Mark shook his head. “She let it lapse.”

Sam shot him a look of concern. “Guess you’re going to put the house up for sale?”

“Yeah. I doubt we’ll get much for it in this market.” Mark pushed a glass over to him. “Don’t hold back,” he said.

“Don’t worry.” Sam didn’t stop pouring until both glasses were liberally filled.

They resumed their seats across from each other, raised their whiskey in a silent toast, and drank. It was good liquor, sliding smoothly down Mark’s throat, sending a rush of mellow fire into his chest.

He found unexpected comfort in his brother’s presence. It seemed their cantankerous childhood history—the fights, the small betrayals—would no longer get in their way. They were adults now, with a potential for friendship that had never existed while their parents had still been alive.
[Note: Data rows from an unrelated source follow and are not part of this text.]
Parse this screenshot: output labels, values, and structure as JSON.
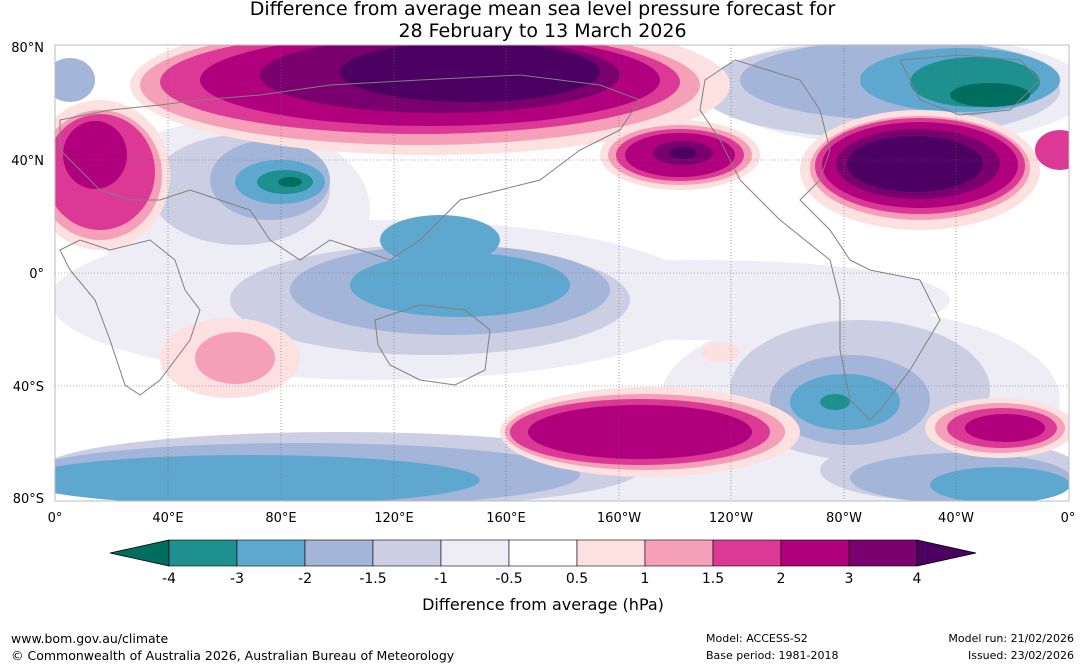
{
  "header": {
    "title_line1": "Difference from average mean sea level pressure forecast for",
    "title_line2": "28 February to 13 March 2026"
  },
  "map": {
    "lat_labels": [
      "80°N",
      "40°N",
      "0°",
      "40°S",
      "80°S"
    ],
    "lon_labels": [
      "0°",
      "40°E",
      "80°E",
      "120°E",
      "160°E",
      "160°W",
      "120°W",
      "80°W",
      "40°W",
      "0°"
    ]
  },
  "colorbar": {
    "ticks": [
      "-4",
      "-3",
      "-2",
      "-1.5",
      "-1",
      "-0.5",
      "0.5",
      "1",
      "1.5",
      "2",
      "3",
      "4"
    ],
    "colors": [
      "#006e5e",
      "#1f9090",
      "#5ea8d0",
      "#a3b5d8",
      "#cccfe4",
      "#eeedf5",
      "#ffffff",
      "#fde0e0",
      "#f5a0b8",
      "#dc3896",
      "#b0007e",
      "#7a0070",
      "#4b0062"
    ],
    "label": "Difference from average (hPa)"
  },
  "footer": {
    "url": "www.bom.gov.au/climate",
    "copyright": "© Commonwealth of Australia 2026, Australian Bureau of Meteorology",
    "model": "Model: ACCESS-S2",
    "base_period": "Base period: 1981-2018",
    "model_run": "Model run: 21/02/2026",
    "issued": "Issued: 23/02/2026"
  }
}
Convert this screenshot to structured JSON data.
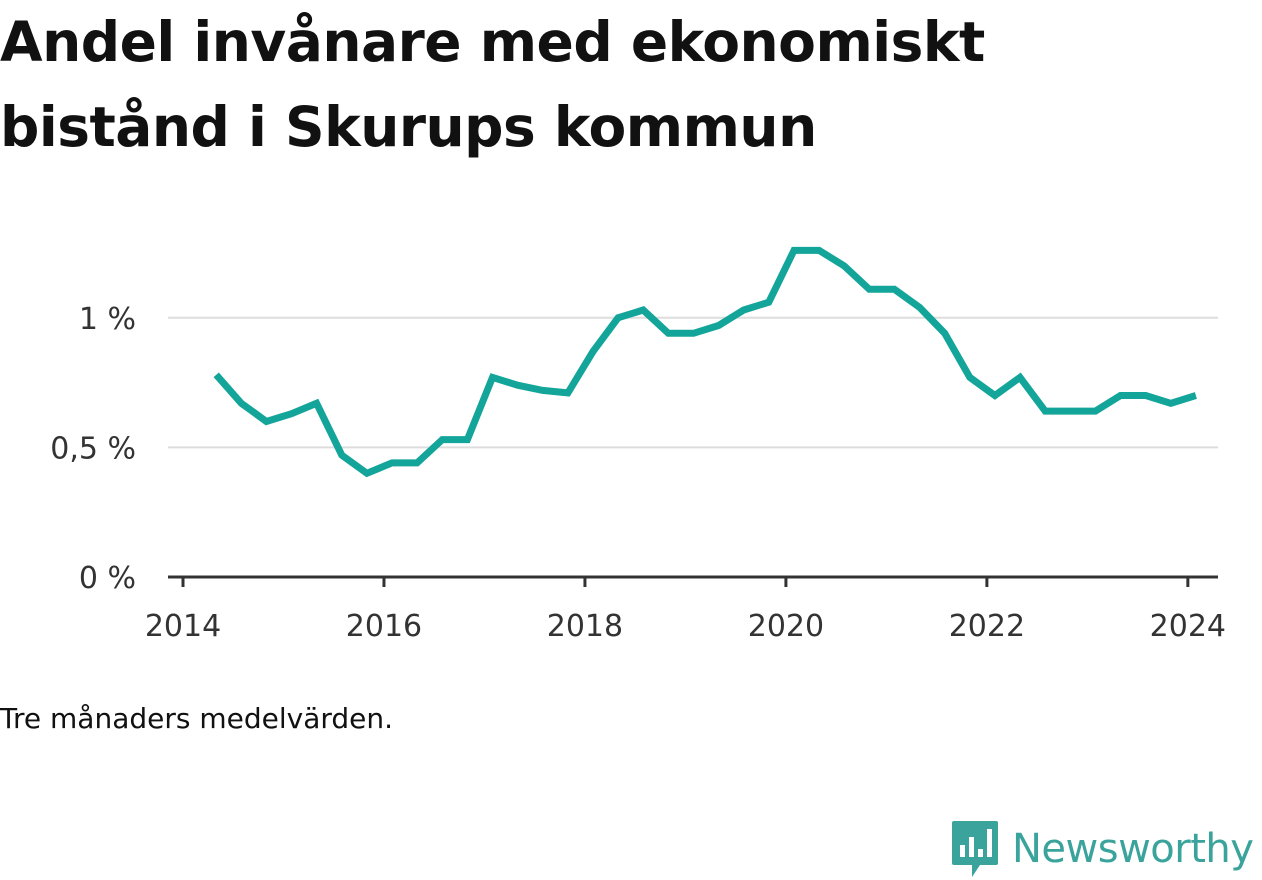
{
  "title": "Andel invånare med ekonomiskt bistånd i Skurups kommun",
  "caption": "Tre månaders medelvärden.",
  "brand": {
    "name": "Newsworthy",
    "color": "#3aa39b"
  },
  "chart_data": {
    "type": "line",
    "title": "Andel invånare med ekonomiskt bistånd i Skurups kommun",
    "xlabel": "",
    "ylabel": "",
    "xlim": [
      2013.99,
      2024.3
    ],
    "ylim": [
      0,
      1.3
    ],
    "x_ticks": [
      2014,
      2016,
      2018,
      2020,
      2022,
      2024
    ],
    "x_tick_labels": [
      "2014",
      "2016",
      "2018",
      "2020",
      "2022",
      "2024"
    ],
    "y_ticks": [
      0,
      0.5,
      1
    ],
    "y_tick_labels": [
      "0 %",
      "0,5 %",
      "1 %"
    ],
    "grid": true,
    "line_color": "#13a59a",
    "series": [
      {
        "x": [
          2014.33,
          2014.58,
          2014.83,
          2015.08,
          2015.33,
          2015.58,
          2015.83,
          2016.08,
          2016.33,
          2016.58,
          2016.83,
          2017.08,
          2017.33,
          2017.58,
          2017.83,
          2018.08,
          2018.33,
          2018.58,
          2018.83,
          2019.08,
          2019.33,
          2019.58,
          2019.83,
          2020.08,
          2020.33,
          2020.58,
          2020.83,
          2021.08,
          2021.33,
          2021.58,
          2021.83,
          2022.08,
          2022.33,
          2022.58,
          2022.83,
          2023.08,
          2023.33,
          2023.58,
          2023.83,
          2024.08
        ],
        "values": [
          0.78,
          0.67,
          0.6,
          0.63,
          0.67,
          0.47,
          0.4,
          0.44,
          0.44,
          0.53,
          0.53,
          0.77,
          0.74,
          0.72,
          0.71,
          0.87,
          1.0,
          1.03,
          0.94,
          0.94,
          0.97,
          1.03,
          1.06,
          1.26,
          1.26,
          1.2,
          1.11,
          1.11,
          1.04,
          0.94,
          0.77,
          0.7,
          0.77,
          0.64,
          0.64,
          0.64,
          0.7,
          0.7,
          0.67,
          0.7
        ]
      }
    ]
  }
}
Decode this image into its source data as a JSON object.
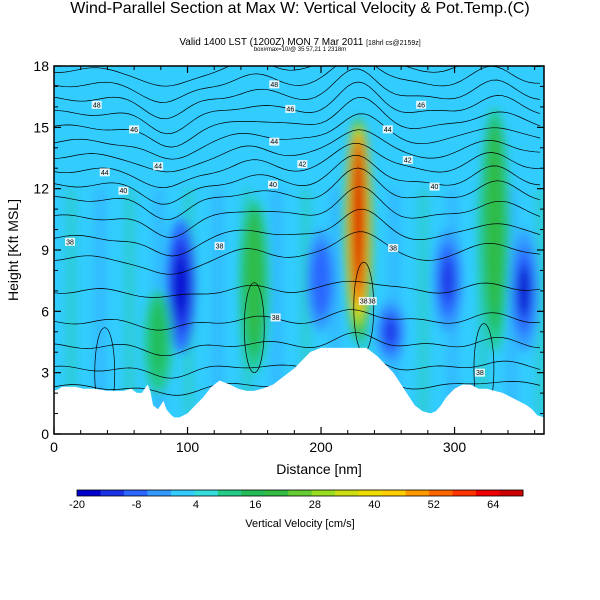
{
  "header": {
    "title": "Wind-Parallel Section at Max W: Vertical Velocity & Pot.Temp.",
    "title_mark": "(C)",
    "subtitle": "Valid 1400 LST (1200Z) MON 7 Mar 2011",
    "subtitle_note": "[18hrl cs@2159z]",
    "subtitle2": "box#max=10/@ 35 57,21 1 2318m"
  },
  "chart_data": {
    "type": "heatmap",
    "xlabel": "Distance [nm]",
    "ylabel": "Height [Kft MSL]",
    "xlim": [
      0,
      367
    ],
    "ylim": [
      0,
      18
    ],
    "x_ticks": [
      0,
      100,
      200,
      300
    ],
    "y_ticks": [
      0,
      3,
      6,
      9,
      12,
      15,
      18
    ],
    "grid": false,
    "fill_field": "Vertical Velocity",
    "contour_field": "Potential Temperature",
    "colorbar": {
      "label": "Vertical Velocity [cm/s]",
      "ticks": [
        -20,
        -8,
        4,
        16,
        28,
        40,
        52,
        64
      ],
      "range": [
        -20,
        70
      ],
      "colors": [
        "#0000cc",
        "#1a33e6",
        "#2a66ff",
        "#3399ff",
        "#33ccff",
        "#33dddd",
        "#22cc88",
        "#22bb55",
        "#33bb44",
        "#66cc33",
        "#99dd22",
        "#ccdd11",
        "#eedd00",
        "#ffcc00",
        "#ff9900",
        "#ff6600",
        "#ff3300",
        "#ee0000",
        "#cc0000"
      ]
    },
    "updraft_cores": [
      {
        "x": 228,
        "y_bottom": 4.5,
        "y_top": 15.5,
        "w_max": 70
      },
      {
        "x": 150,
        "y_bottom": 3.0,
        "y_top": 11.5,
        "w_max": 18
      },
      {
        "x": 330,
        "y_bottom": 4.0,
        "y_top": 16.0,
        "w_max": 22
      },
      {
        "x": 78,
        "y_bottom": 2.0,
        "y_top": 7.0,
        "w_max": 14
      }
    ],
    "downdraft_cores": [
      {
        "x": 95,
        "y_bottom": 4.0,
        "y_top": 10.5,
        "w_min": -20
      },
      {
        "x": 352,
        "y_bottom": 4.0,
        "y_top": 10.0,
        "w_min": -16
      },
      {
        "x": 252,
        "y_bottom": 3.5,
        "y_top": 6.5,
        "w_min": -14
      },
      {
        "x": 295,
        "y_bottom": 5.0,
        "y_top": 10.0,
        "w_min": -14
      },
      {
        "x": 200,
        "y_bottom": 5.0,
        "y_top": 10.0,
        "w_min": -10
      }
    ],
    "contour_labels": [
      {
        "text": "48",
        "x": 32,
        "y": 16.1
      },
      {
        "text": "48",
        "x": 165,
        "y": 17.1
      },
      {
        "text": "46",
        "x": 177,
        "y": 15.9
      },
      {
        "text": "46",
        "x": 275,
        "y": 16.1
      },
      {
        "text": "46",
        "x": 60,
        "y": 14.9
      },
      {
        "text": "44",
        "x": 165,
        "y": 14.3
      },
      {
        "text": "44",
        "x": 250,
        "y": 14.9
      },
      {
        "text": "44",
        "x": 78,
        "y": 13.1
      },
      {
        "text": "44",
        "x": 38,
        "y": 12.8
      },
      {
        "text": "42",
        "x": 186,
        "y": 13.2
      },
      {
        "text": "42",
        "x": 265,
        "y": 13.4
      },
      {
        "text": "40",
        "x": 164,
        "y": 12.2
      },
      {
        "text": "40",
        "x": 285,
        "y": 12.1
      },
      {
        "text": "40",
        "x": 52,
        "y": 11.9
      },
      {
        "text": "38",
        "x": 12,
        "y": 9.4
      },
      {
        "text": "38",
        "x": 124,
        "y": 9.2
      },
      {
        "text": "38",
        "x": 254,
        "y": 9.1
      },
      {
        "text": "38",
        "x": 238,
        "y": 6.5
      },
      {
        "text": "38",
        "x": 166,
        "y": 5.7
      },
      {
        "text": "38",
        "x": 232,
        "y": 6.5
      },
      {
        "text": "38",
        "x": 319,
        "y": 3.0
      }
    ]
  }
}
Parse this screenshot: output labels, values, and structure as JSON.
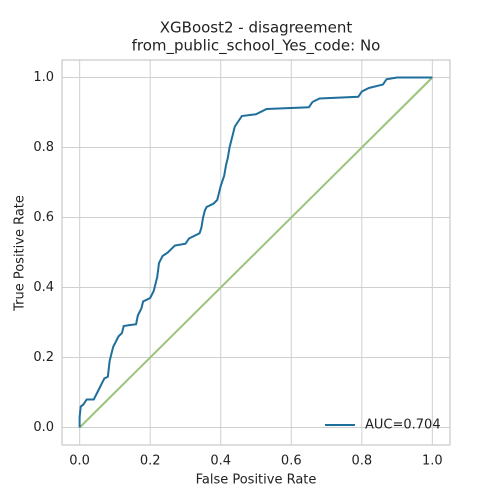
{
  "chart_data": {
    "type": "line",
    "title": [
      "XGBoost2 - disagreement",
      "from_public_school_Yes_code: No"
    ],
    "xlabel": "False Positive Rate",
    "ylabel": "True Positive Rate",
    "xlim": [
      -0.05,
      1.05
    ],
    "ylim": [
      -0.05,
      1.05
    ],
    "xticks": [
      {
        "value": 0,
        "label": "0.0"
      },
      0.2,
      0.4,
      0.6,
      0.8,
      {
        "value": 1,
        "label": "1.0"
      }
    ],
    "yticks": [
      {
        "value": 0,
        "label": "0.0"
      },
      0.2,
      0.4,
      0.6,
      0.8,
      {
        "value": 1,
        "label": "1.0"
      }
    ],
    "grid": true,
    "legend": "lower right",
    "series": [
      {
        "name": "AUC=0.704",
        "color": "#1f6f9c",
        "x": [
          0,
          0,
          0.003,
          0.01,
          0.02,
          0.04,
          0.05,
          0.06,
          0.07,
          0.08,
          0.085,
          0.09,
          0.095,
          0.1,
          0.11,
          0.12,
          0.125,
          0.16,
          0.165,
          0.175,
          0.18,
          0.2,
          0.21,
          0.215,
          0.22,
          0.225,
          0.235,
          0.25,
          0.27,
          0.3,
          0.31,
          0.34,
          0.345,
          0.35,
          0.355,
          0.36,
          0.38,
          0.39,
          0.4,
          0.41,
          0.415,
          0.42,
          0.425,
          0.43,
          0.435,
          0.44,
          0.45,
          0.46,
          0.5,
          0.53,
          0.65,
          0.66,
          0.68,
          0.79,
          0.8,
          0.82,
          0.86,
          0.87,
          0.9,
          1
        ],
        "values": [
          0,
          0.03,
          0.06,
          0.065,
          0.08,
          0.08,
          0.1,
          0.12,
          0.14,
          0.145,
          0.19,
          0.21,
          0.23,
          0.24,
          0.26,
          0.27,
          0.29,
          0.295,
          0.32,
          0.34,
          0.36,
          0.37,
          0.39,
          0.41,
          0.43,
          0.47,
          0.49,
          0.5,
          0.52,
          0.525,
          0.54,
          0.555,
          0.57,
          0.6,
          0.62,
          0.63,
          0.64,
          0.65,
          0.69,
          0.72,
          0.75,
          0.77,
          0.8,
          0.82,
          0.84,
          0.86,
          0.875,
          0.89,
          0.895,
          0.91,
          0.915,
          0.93,
          0.94,
          0.945,
          0.96,
          0.97,
          0.98,
          0.995,
          1,
          1
        ]
      },
      {
        "color": "#9bc47a",
        "x": [
          0,
          1
        ],
        "values": [
          0,
          1
        ]
      }
    ]
  }
}
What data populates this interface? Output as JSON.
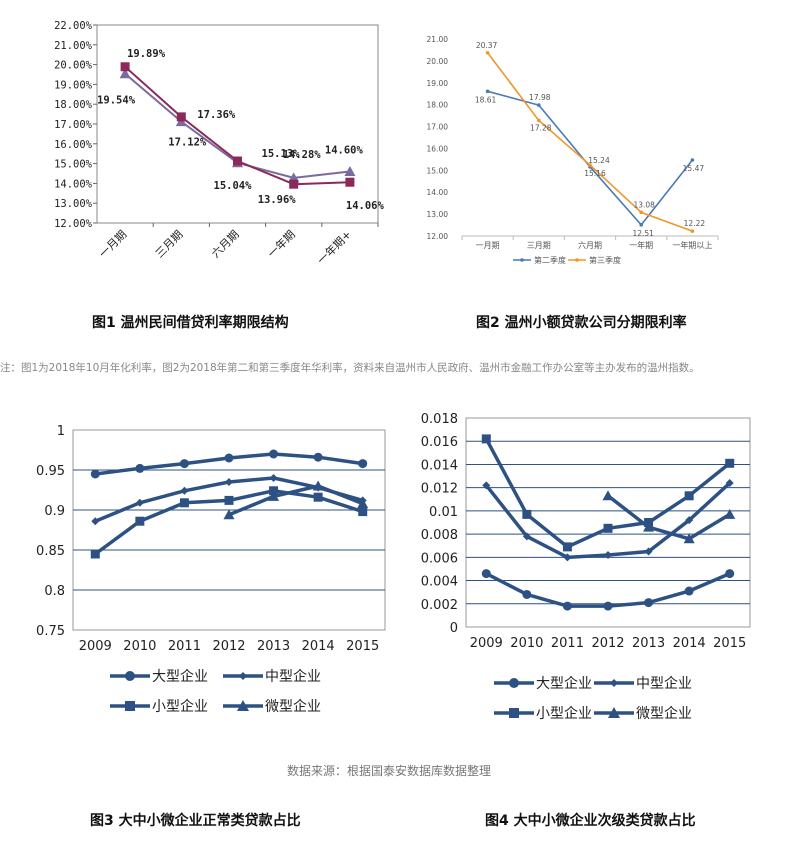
{
  "chart_data": [
    {
      "type": "line",
      "categories": [
        "一月期",
        "三月期",
        "六月期",
        "一年期",
        "一年期+"
      ],
      "series": [
        {
          "values": [
            19.54,
            17.12,
            15.04,
            14.28,
            14.6
          ],
          "color": "#7b6a9e",
          "marker": "triangle",
          "labels": [
            "19.54%",
            "17.12%",
            "15.04%",
            "14.28%",
            "14.60%"
          ]
        },
        {
          "values": [
            19.89,
            17.36,
            15.13,
            13.96,
            14.06
          ],
          "color": "#8b2a5a",
          "marker": "square",
          "labels": [
            "19.89%",
            "17.36%",
            "15.13%",
            "13.96%",
            "14.06%"
          ]
        }
      ],
      "ylim": [
        12.0,
        22.0
      ],
      "yticks": [
        "12.00%",
        "13.00%",
        "14.00%",
        "15.00%",
        "16.00%",
        "17.00%",
        "18.00%",
        "19.00%",
        "20.00%",
        "21.00%",
        "22.00%"
      ],
      "grid": false,
      "caption": "图1 温州民间借贷利率期限结构"
    },
    {
      "type": "line",
      "categories": [
        "一月期",
        "三月期",
        "六月期",
        "一年期",
        "一年期以上"
      ],
      "series": [
        {
          "name": "第二季度",
          "values": [
            18.61,
            17.98,
            15.16,
            12.51,
            15.47
          ],
          "color": "#4a7ab5",
          "labels": [
            "18.61",
            "17.98",
            "15.16",
            "12.51",
            "15.47"
          ]
        },
        {
          "name": "第三季度",
          "values": [
            20.37,
            17.28,
            15.24,
            13.08,
            12.22
          ],
          "color": "#f0952b",
          "labels": [
            "20.37",
            "17.28",
            "15.24",
            "13.08",
            "12.22"
          ]
        }
      ],
      "ylim": [
        12.0,
        21.0
      ],
      "yticks": [
        "12.00",
        "13.00",
        "14.00",
        "15.00",
        "16.00",
        "17.00",
        "18.00",
        "19.00",
        "20.00",
        "21.00"
      ],
      "legend": "bottom",
      "grid": false,
      "caption": "图2 温州小额贷款公司分期限利率"
    },
    {
      "type": "line",
      "categories": [
        "2009",
        "2010",
        "2011",
        "2012",
        "2013",
        "2014",
        "2015"
      ],
      "series": [
        {
          "name": "大型企业",
          "marker": "circle",
          "values": [
            0.945,
            0.952,
            0.958,
            0.965,
            0.97,
            0.966,
            0.958
          ]
        },
        {
          "name": "中型企业",
          "marker": "diamond",
          "values": [
            0.886,
            0.909,
            0.924,
            0.935,
            0.94,
            0.928,
            0.912
          ]
        },
        {
          "name": "小型企业",
          "marker": "square",
          "values": [
            0.845,
            0.886,
            0.909,
            0.912,
            0.924,
            0.916,
            0.898
          ]
        },
        {
          "name": "微型企业",
          "marker": "triangle",
          "values": [
            null,
            null,
            null,
            0.894,
            0.917,
            0.93,
            0.908
          ]
        }
      ],
      "ylim": [
        0.75,
        1.0
      ],
      "yticks": [
        "0.75",
        "0.8",
        "0.85",
        "0.9",
        "0.95",
        "1"
      ],
      "grid": true,
      "legend": "bottom",
      "color": "#2e5184",
      "caption": "图3 大中小微企业正常类贷款占比"
    },
    {
      "type": "line",
      "categories": [
        "2009",
        "2010",
        "2011",
        "2012",
        "2013",
        "2014",
        "2015"
      ],
      "series": [
        {
          "name": "大型企业",
          "marker": "circle",
          "values": [
            0.0046,
            0.0028,
            0.0018,
            0.0018,
            0.0021,
            0.0031,
            0.0046
          ]
        },
        {
          "name": "中型企业",
          "marker": "diamond",
          "values": [
            0.0122,
            0.0078,
            0.006,
            0.0062,
            0.0065,
            0.0092,
            0.0124
          ]
        },
        {
          "name": "小型企业",
          "marker": "square",
          "values": [
            0.0162,
            0.0097,
            0.0069,
            0.0085,
            0.009,
            0.0113,
            0.0141
          ]
        },
        {
          "name": "微型企业",
          "marker": "triangle",
          "values": [
            null,
            null,
            null,
            0.0113,
            0.0086,
            0.0076,
            0.0097
          ]
        }
      ],
      "ylim": [
        0,
        0.018
      ],
      "yticks": [
        "0",
        "0.002",
        "0.004",
        "0.006",
        "0.008",
        "0.01",
        "0.012",
        "0.014",
        "0.016",
        "0.018"
      ],
      "grid": true,
      "legend": "bottom",
      "color": "#2e5184",
      "caption": "图4 大中小微企业次级类贷款占比"
    }
  ],
  "note": "注：图1为2018年10月年化利率，图2为2018年第二和第三季度年华利率，资料来自温州市人民政府、温州市金融工作办公室等主办发布的温州指数。",
  "source": "数据来源：根据国泰安数据库数据整理"
}
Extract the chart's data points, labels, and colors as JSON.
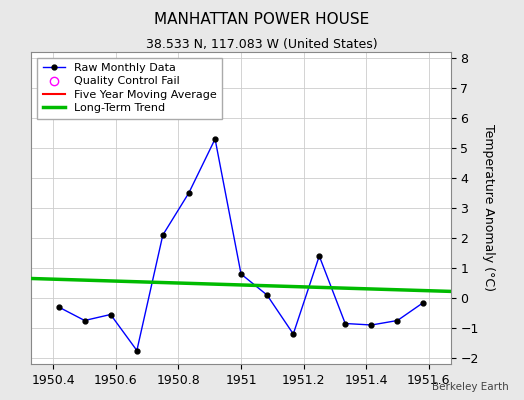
{
  "title": "MANHATTAN POWER HOUSE",
  "subtitle": "38.533 N, 117.083 W (United States)",
  "watermark": "Berkeley Earth",
  "xlabel": "",
  "ylabel": "Temperature Anomaly (°C)",
  "xlim": [
    1950.33,
    1951.67
  ],
  "ylim": [
    -2.2,
    8.2
  ],
  "xticks": [
    1950.4,
    1950.6,
    1950.8,
    1951.0,
    1951.2,
    1951.4,
    1951.6
  ],
  "xticklabels": [
    "1950.4",
    "1950.6",
    "1950.8",
    "1951",
    "1951.2",
    "1951.4",
    "1951.6"
  ],
  "yticks": [
    -2,
    -1,
    0,
    1,
    2,
    3,
    4,
    5,
    6,
    7,
    8
  ],
  "raw_x": [
    1950.417,
    1950.5,
    1950.583,
    1950.667,
    1950.75,
    1950.833,
    1950.917,
    1951.0,
    1951.083,
    1951.167,
    1951.25,
    1951.333,
    1951.417,
    1951.5,
    1951.583
  ],
  "raw_y": [
    -0.3,
    -0.75,
    -0.55,
    -1.75,
    2.1,
    3.5,
    5.3,
    0.8,
    0.1,
    -1.2,
    1.4,
    -0.85,
    -0.9,
    -0.75,
    -0.15
  ],
  "trend_x": [
    1950.33,
    1951.67
  ],
  "trend_y": [
    0.65,
    0.22
  ],
  "raw_line_color": "#0000ff",
  "raw_marker_color": "#000000",
  "trend_color": "#00bb00",
  "moving_avg_color": "#ff0000",
  "qc_fail_color": "#ff00ff",
  "bg_color": "#e8e8e8",
  "plot_bg_color": "#ffffff",
  "grid_color": "#cccccc",
  "title_fontsize": 11,
  "subtitle_fontsize": 9,
  "label_fontsize": 9,
  "tick_fontsize": 9,
  "legend_fontsize": 8
}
With Alex, however, you could never get close enough to like or dislike him. Alex and his wife, Darcy, had come to the funeral, stayed at the reception for about fifteen minutes, and then left with hardly a word to anyone.

“They’ve gone already?” Mark had asked incredulously upon discovering their absence.

“If you wanted them to stay longer,” Sam had said, “you should have held the funeral reception at Nordstrom.”

No doubt people wondered how three brothers could reside on an island with approximately seven thousand residents and have so little to do with one another. Alex lived with Darcy in Roche Harbor on the north side. When he wasn’t busy with his condo development, he was taking his wife to social events in Seattle. Mark, for his part, kept busy with a small coffee-roasting business he’d established in Friday Harbor. And Sam, who was always in his vineyard, tending and cosseting his vines, felt a deeper connection to nature than to people.

The only thing they all had in common was their love of San Juan Island. It was part of an archipelago that consisted of approximately two hundred islands, some of them encompassed by the Washington mainland counties of Whatcom and Skagit. The Nolans had spent their childhood in the rain shadow of the Olympic Mountains, a place sheltered from much of the grayness of the rest of the Pacific Northwest.

The Nolans had grown up breathing in humid ocean air, their bare feet constantly coated with the silt of exposed mudflats. They had been gifted with damp lavender mornings, dry blue days, and the most beautiful sunsets on earth. Nothing could compare to the sight of nimble sandpipers chasing the waves. Or of bald eagles swooping low and fast in pursuit of prey. Or of the dance of orcas, their sleek forms diving, spy-hopping, and cutting through the Salish Sea as they fed on the rich pulse of salmon runs.

The brothers had rambled over every inch of the island, up and down wind-bitten slopes above the seacoast, among somber columns of timber forests, and across meadows thick with orchard grasses and wild-flowers with alluring names…Chocolate Lily, Shooting Star, Sea Blush. No mix of water, sand, and sky had ever been as perfectly proportioned.

Although they had gone off to college and tried living in other places, the island had always lured them back. Even Alex, with all his hard-shelled ambitions, had come back. It was the kind of life in which you knew the local farmers who grew most of the produce you ate, and the guy who made the soap you washed with, and you were on a first-name basis with the owners of the restaurants you went to. You could hitchhike safely, with friendly islanders giving one another a lift when they needed it.